One most important mechanism for Transmission Control Protocol (Transmission Control Protocol, TCP) reliability is retransmission. Retransmission in the TCP protocol is classified into timeout-based retransmission and fast retransmission.
When the timeout-based retransmission is used, a transmit end starts one timer when sending each packet segment and waits for acknowledgment information; after successfully receiving new data, a receive end returns the acknowledgment information. If data cannot be acknowledged before the timer expires, according to the TCP protocol, it is considered that data in the packet segment is lost or damaged, and the data in the packet segment needs to be reorganized and retransmitted, where the retransmitted packet is a retransmission packet. When the data is retransmitted due to overtime, and a congestion window exceeds a slow start threshold, a congestion control mechanism needs to enter a congestion avoidance state starting from slow start. The slow start needs to detect an actual network capacity to avoid congestion due to sending of excessive amount of data, and therefore retransmission efficiency is very low.
When the fast retransmission is used, if discovering a packet loss, the receive end consecutively sends a duplicate acknowledgment (duplicate Acknowledge, DUPACK) to the transmit end, where the DUPACK indicates a lost data packet. If receiving at least three DUPACKs, the transmit end may realize that a packet loss occurs on data, which needs to be retransmitted. In this case, there is no need to wait for the timer to expire. The fast retransmission may avoid a case in which the transmit end is idle for a relatively long time because of waiting for timer expiration, so as to increase network throughput. After retransmission, the transmit end may skip slow start and directly enter the congestion avoidance state.

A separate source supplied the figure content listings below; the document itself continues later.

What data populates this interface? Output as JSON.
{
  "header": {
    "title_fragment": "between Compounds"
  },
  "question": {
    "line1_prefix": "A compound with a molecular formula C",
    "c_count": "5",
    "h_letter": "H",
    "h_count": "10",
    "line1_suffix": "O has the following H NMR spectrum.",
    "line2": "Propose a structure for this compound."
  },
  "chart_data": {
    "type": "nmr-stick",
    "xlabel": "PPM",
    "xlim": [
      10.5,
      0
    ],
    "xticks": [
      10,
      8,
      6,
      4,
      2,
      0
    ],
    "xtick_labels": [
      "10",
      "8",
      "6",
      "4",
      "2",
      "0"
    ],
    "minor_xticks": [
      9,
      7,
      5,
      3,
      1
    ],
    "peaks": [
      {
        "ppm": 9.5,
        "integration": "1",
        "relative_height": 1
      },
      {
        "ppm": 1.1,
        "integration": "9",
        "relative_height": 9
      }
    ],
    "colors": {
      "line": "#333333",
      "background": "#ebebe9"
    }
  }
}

In TCP communication, if a specific data packet is lost in a transmit sequence, the TCP retransmits a subsequent packet starting from a last acknowledged packet. In this case, a packet that has been properly transmitted previously may also be sent repeatedly, which sharply decreases TCP performance. In a TCP selective acknowledgment (Selective Acknowledge, SACK) mechanism, the receive end may send a SACK. The SACK may instruct the TCP to resend only a lost packet, instead of sending all subsequent packets. In addition, the SACK provides a corresponding mechanism that enables a receiver to tell a sender which data is lost, which data is resent, and which data has been received in advance, and the like.
In the prior art, to improve a concurrent capability of a TCP packet, a window for the TCP to receive and send a packet is relatively large, and therefore, there are relatively many TCP packets that are sent in transit. A packet that needs to be sent by the transmit end to the receive end is referred to as a common packet. Under a condition in the prior art, a retransmission packet and a common packet are transmitted on a TCP data connection path. A transmission process is strictly kept in order. The retransmission packet cannot overtake a common packet transmitted in front, which causes an increase in a quantity of out-of-order reassembly packets at the receive end, thereby leading to excessive out-of-order reassembly buffers. As a result, the buffers are overflown, out-of-order reassembly pressure of the receive end increases, and even a new packet loss may occur, which results in sharp degradation in TCP transmission performance.